Our response to the COVID-19 pandemic has rightly dominated the work of United Way of Anchorage and its dozens of partners for the last two years. From rent assistance and restaurant and hunger relief to childcare support and outreach into underserved communities for accurate COVID information and vaccine access, United Way has been a leader, partner and supporter in administering tens of millions of dollars in public and private pandemic response.
During this period of great uncertainty, our ability to act quickly has been tested and has revealed the need for new tools, greater flexibility and new partnerships. We continue to be encouraged by the mobilization and resilience of our communities, who rise to the challenges presented by COVID-19 and the ways in which it puts families and our economy at even greater risk.
More broadly, this global pandemic is revealing, with great clarity, the cracks and chasms that far too many in our communities face. It is highlighting the deficits of systems to be responsive to the basic needs of children and families under extraordinary circumstances like a pandemic, earthquake, or recession, and even more so for those who are already most impacted by inequities.
Signs now indicate that the pandemic’s power may be lessening to a manageable threat. The key word in that sentence is “may.” At any rate, we do know that the massive federal COVID relief that has fueled much of our response is history, and many across Alaska are still in need.
Alaska 2-1-1 reported that while calls for help and referrals dropped in 2021 to less than half the volume of 2020, that number still doubled the number of calls in the pre-pandemic year of 2019. The primary needs, apart from COVID information? Rent and utility assistance, by far. The economy hasn’t fully recovered; thousands in Anchorage still struggle to make ends meet and keep a roof over their heads.
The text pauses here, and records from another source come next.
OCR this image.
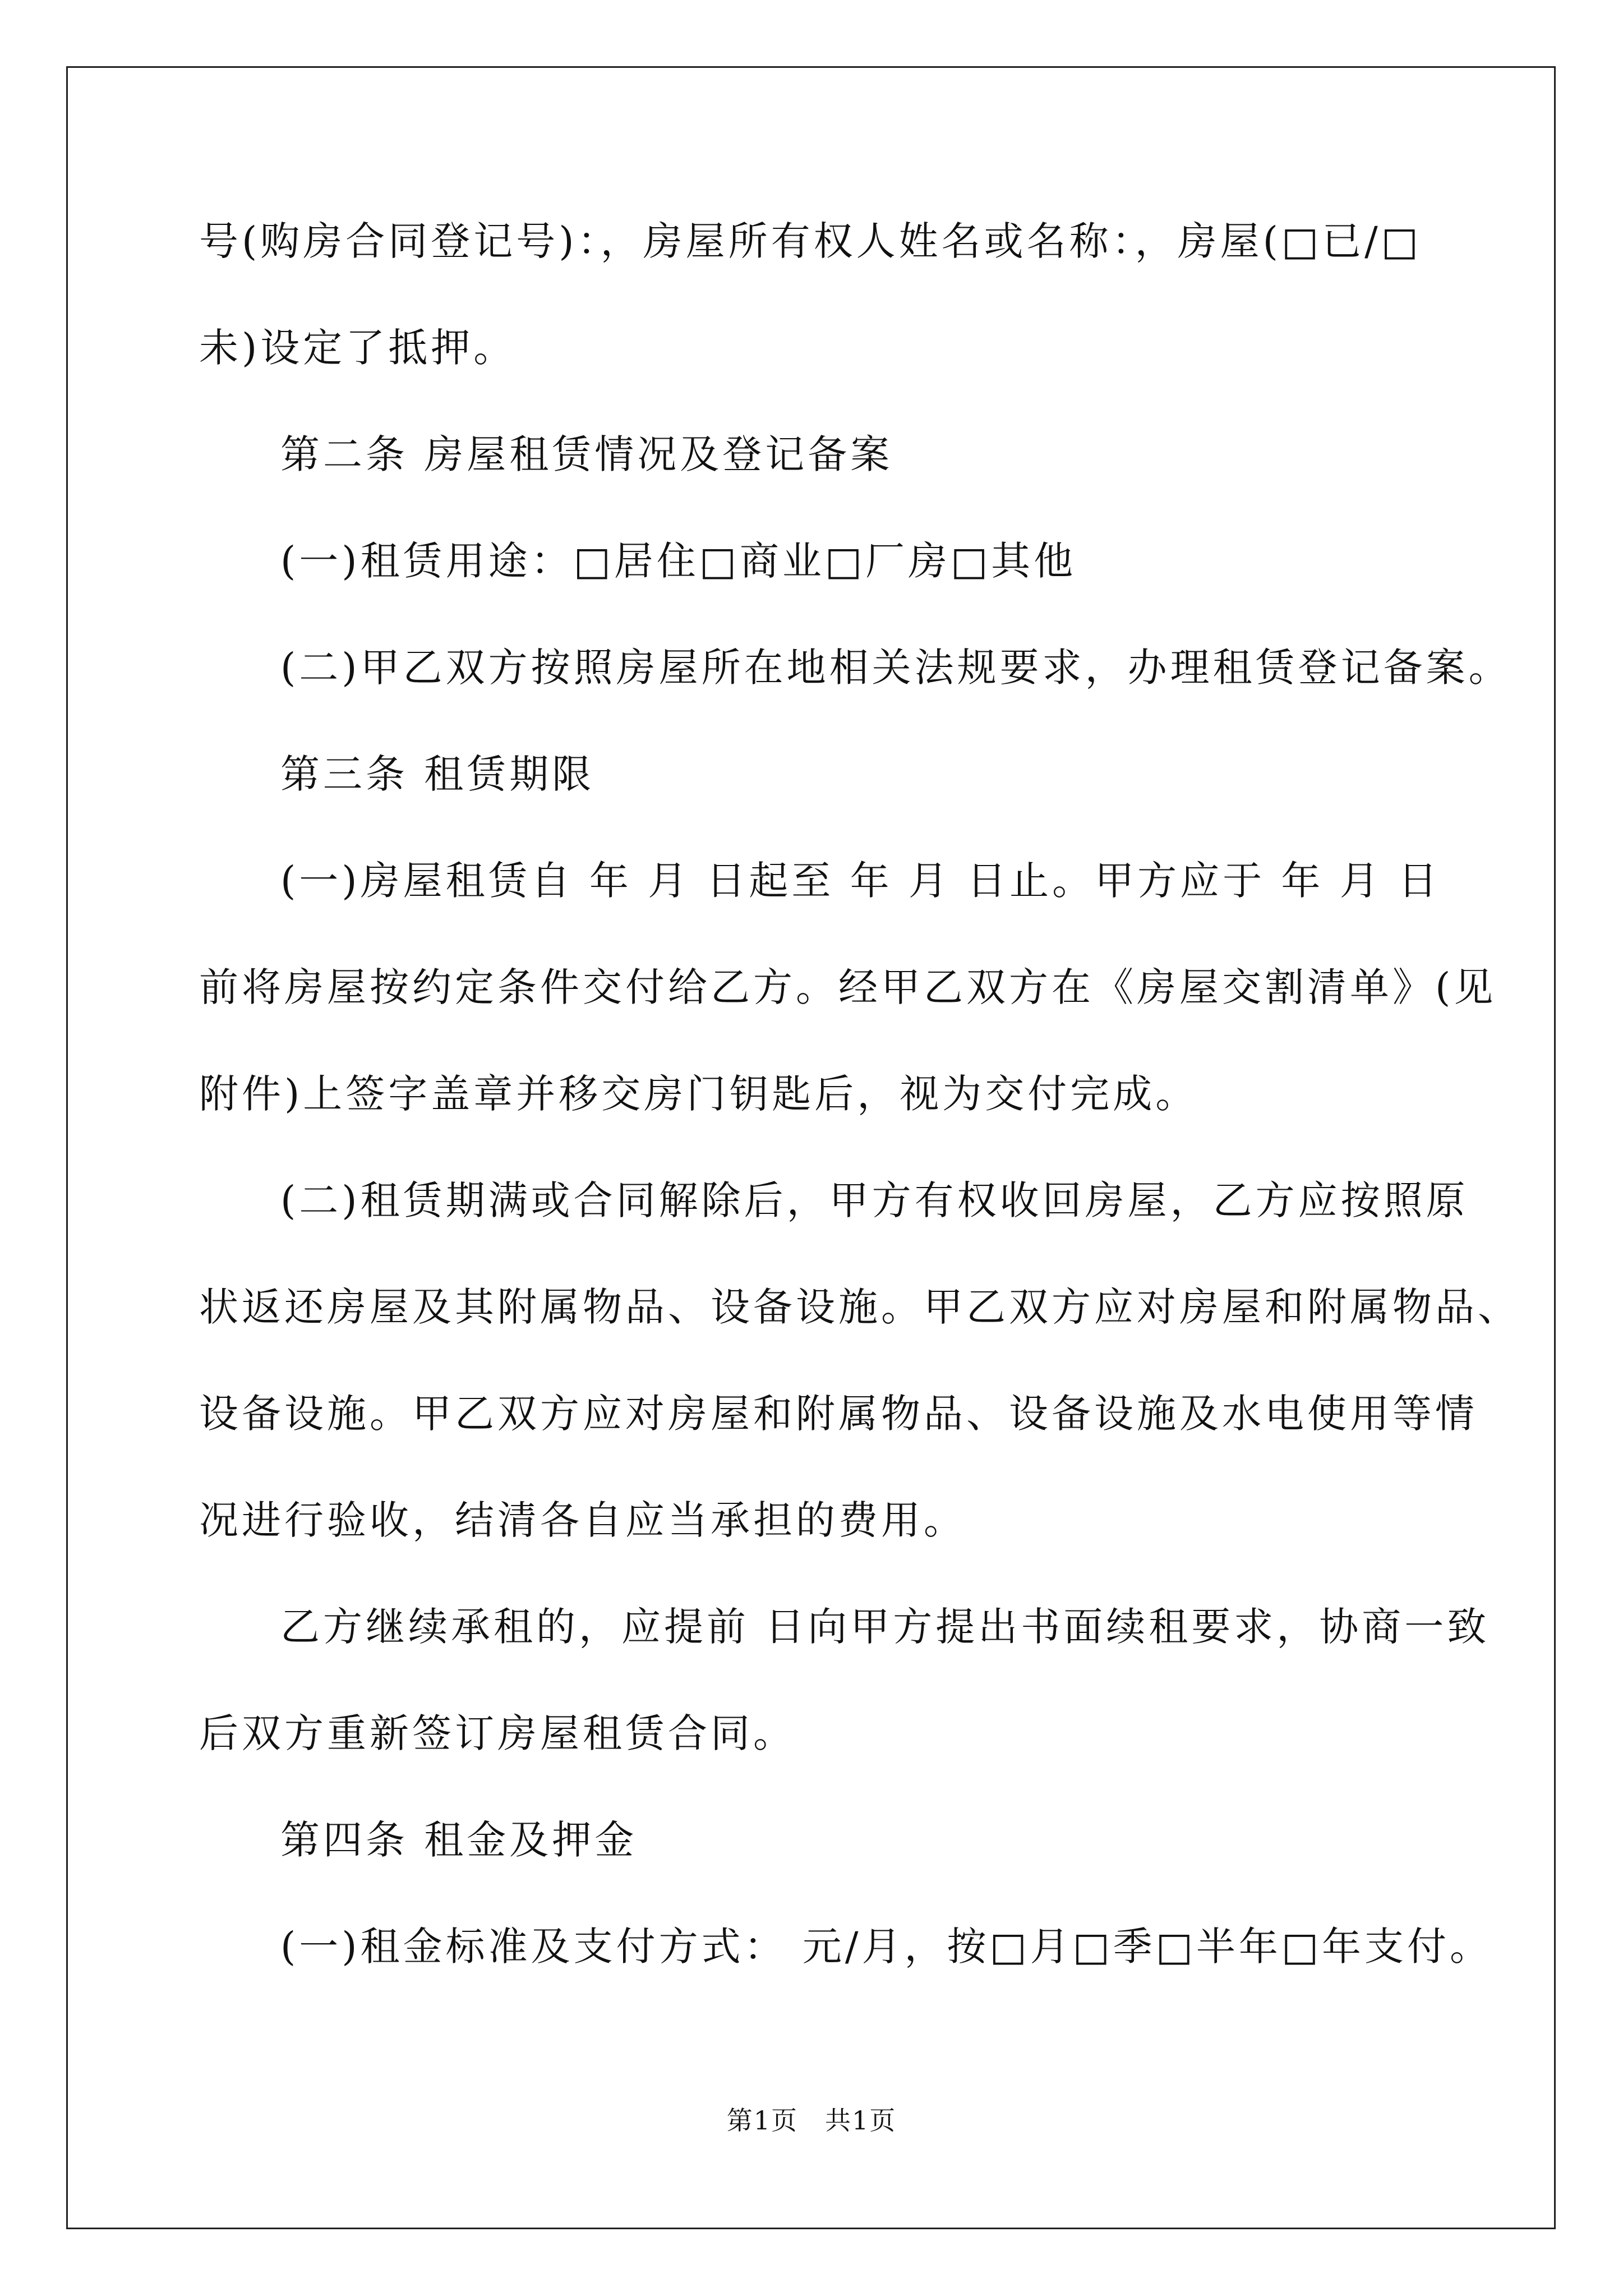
号(购房合同登记号)：，房屋所有权人姓名或名称：，房屋(□已/□
未)设定了抵押。
第二条 房屋租赁情况及登记备案
(一)租赁用途：□居住□商业□厂房□其他
(二)甲乙双方按照房屋所在地相关法规要求，办理租赁登记备案。
第三条 租赁期限
(一)房屋租赁自 年 月 日起至 年 月 日止。甲方应于 年 月 日
前将房屋按约定条件交付给乙方。经甲乙双方在《房屋交割清单》(见
附件)上签字盖章并移交房门钥匙后，视为交付完成。
(二)租赁期满或合同解除后，甲方有权收回房屋，乙方应按照原
状返还房屋及其附属物品、设备设施。甲乙双方应对房屋和附属物品、
设备设施。甲乙双方应对房屋和附属物品、设备设施及水电使用等情
况进行验收，结清各自应当承担的费用。
乙方继续承租的，应提前 日向甲方提出书面续租要求，协商一致
后双方重新签订房屋租赁合同。
第四条 租金及押金
(一)租金标准及支付方式： 元/月，按□月□季□半年□年支付。
第1页　共1页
In March, we still had more than 750 people in city shelters. And those figures for homelessness don’t include people living in cars, camps, couch surfing, or otherwise without a stable home. And we’re still facing a chronic shortage in affordable housing.
Add to that the heftiest dose of inflation in more than a generation. If the pandemic is indeed winding down, you could conclude that it means we’ll have the blessing of an uphill climb without masks.
On March 18, I joined Silvia Villamides of Alaska Hospitality Retailers, along with Jason Motyka, co-owner of the 49th State Brewing and Brandi Rathbun, co-owner of Moose a la Mode, at an Anchorage Assembly work session. We spoke of the success of Restaurant and Hunger Relief, the “triple-win” program that helped keep restaurants in business, their workers drawing paychecks and clients of nonprofits, from preschoolers to seniors, fed and healthy with hot meals.
Our pitch was to preserve some version of the program, which had been funded with federal COVID relief money through the municipality and was a hands-down success, with 320,000 meals served, 65 restaurants kept in business and almost 750 workers hired, rehired or maintained who otherwise would have been out of work.
“It was decisive,” Motyka said, adding that the restaurant industry in Anchorage still hasn’t recovered to pre-pandemic levels due to rising costs and wages. And he made a telling point about life post-pandemic, and that’s the shortage of affordable housing in Anchorage, which affects the restaurant industry hard during tourist season, with its influx of seasonal workers who need places to live.
“If we don’t solve the housing problem, we’re not going to be able to grow,” he said, suggesting that the restaurant relief program could include housing money for employees.
How that might work isn’t yet clear, but Motyka’s point about housing illustrates the ongoing, systemic challenges we faced before the pandemic took center stage and commanded most of our attention and resources. As the pandemic wanes we find not that much has changed in terms of those challenges since early 2020 – we’re still working for the health, education and financial stability of everyone in Anchorage.
Except… We’ve learned a lot in the last two-plus years.
We saw that minority members of our community bore more than their share of the economic burden of the pandemic. We recognized that not only the pandemic, but systemic barriers – racism overt or unconscious, language difficulties, ignorance and a baked-in bias that those who didn’t suffer it hardly noticed – imposed that burden. We’ve resolved that those barriers need to come down, for the sake of equity, justice and better lives for all of us.
Stark inequities and divisions may have disheartened us, but we countered with the encouragement of what we accomplished when we pulled together and helped our neighbors with effective initiatives.
Restaurant and Hunger Relief was a prime example. United Way, the municipality, Alaska Hospitality Retailers and dozens of nonprofits joined hands to make the most of pandemic relief money. Restaurant owners got the boost they needed to “weather the storm,” as Brandi Rathbun said. Hundreds of workers kept working. Their work banished hunger at tables graced with restaurant quality dishes. That was plenty. But even more, people in Anchorage who might never have met one another are no longer strangers. The recognition of common need erases bias and strengthens our community.
So, yes, we have the same challenges – education, health, housing, financial stability — we did in early 2020 before the pandemic struck. But with our partners we see those challenges and how to meet them more clearly in April 2022. We’ll have more specifics soon.
Until then, as always, thank you for sustaining the work as donors, volunteers, advocates and partners. As we evolve, our gratitude grows for the care and giving that have been our steady light for more than 60 years.